Ve dakika 90. Kaleye şut: Beşiktaş 11, Fenerbahçe 5. Korner: Beşiktaş 7, Fenerbahçe 0. Topla oynama: Beşiktaş yüzde 54, Fenerbahçe yüzde 46. Skor: 0-1.
41. dakikayla 90 dakika arasındaki istatistiklerin bu kadar değişken olmasının sizce baş aktörü kimdir? Doğru bildiniz: Ali Palabıyık.
Aziz Yıldırım'ın, "Kaşar hakem" kriterlerine uymasa da o eşiğe dayanmış 35 yaşındaki Palabıyık maçın başında, "Durumu idare etme" derdine düşmeyip, "Maçı idare etseydi" iki sarı kartla dişini gösterip, hakimiyet kurabilirdi.

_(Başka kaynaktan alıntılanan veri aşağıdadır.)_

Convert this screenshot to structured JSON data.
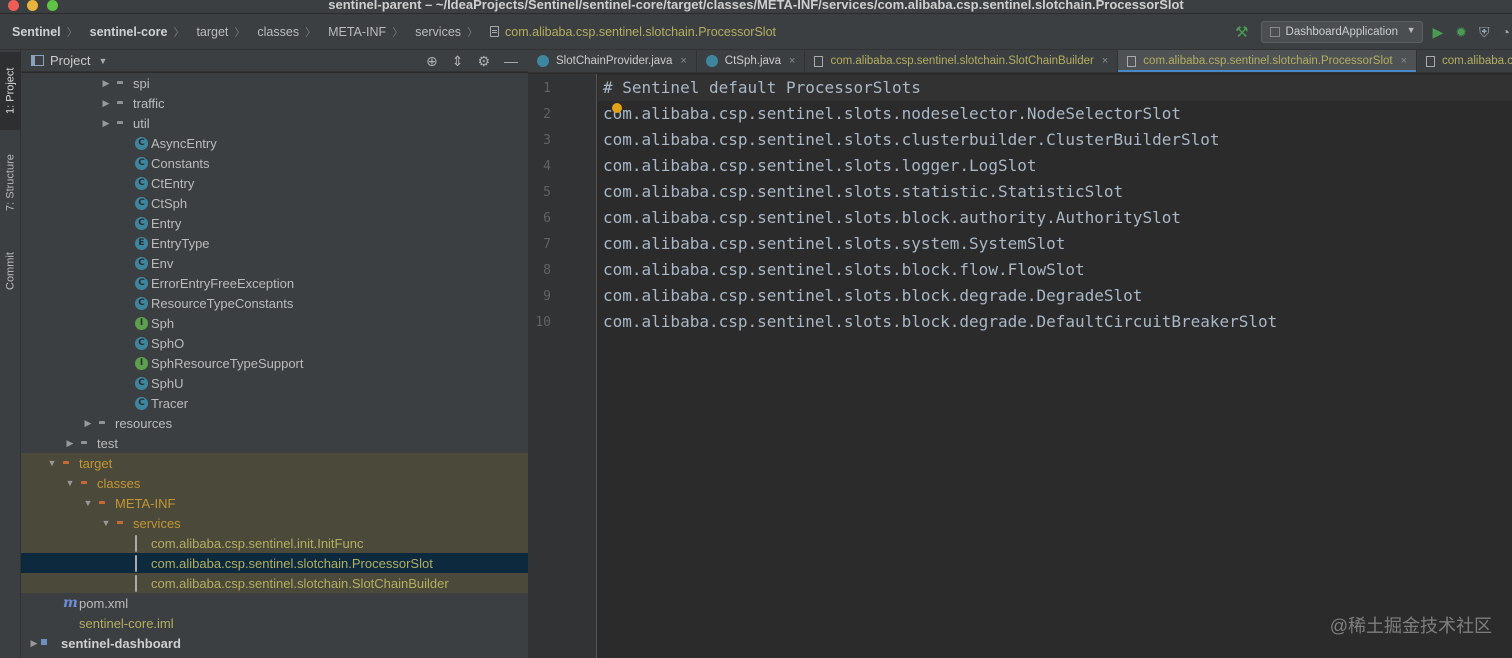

Ama yapamadı, Van Persie'nin ve birkaç kötü niyetli oyuncunun baskısına meze oldu.
İkinci konu şu; böyle maçların saha dışındaki stratejileri, saha içindeki kadar önemli ve belirleyicidir. "Futbol ayakla oynanan bir oyun" olsa da bazen "Ayak oyunları" tabelada kazanan tarafı gösterir. 1996'dan beri aynı kuyuya defalarca düşen Şenol Güneş'in 'Anadolu çocuğu saflığını', 'irdelemek' gerekir.
Romantik bir bakış açısıyla, "Kazanmak için her yol mübah değil" ilkesinden yana olsak da tarih kaybedenleri 'kahraman' olarak yazmıyor. Dünkü maçın özeti şudur. Şenol Güneş'in bir dönem göz ağrısı olan Van Persie, "Portakal'ı soydu, baş ucuna koydu, bir yalan uydurdu."
Sonrası duma duma dum…
Beşiktaş maçın başında gösteremediği aklı ve sakinliği, geriye düştükten sonra gösterdi. Bunu zamanında yapabilseydi hem kupada hem ligde yoluna devam ederdi. Yine de bu sağduyu, lig yarışında tahribata yol açacak bir durumla karşılaşmadan atlatıldı. Buna da şükretmeli.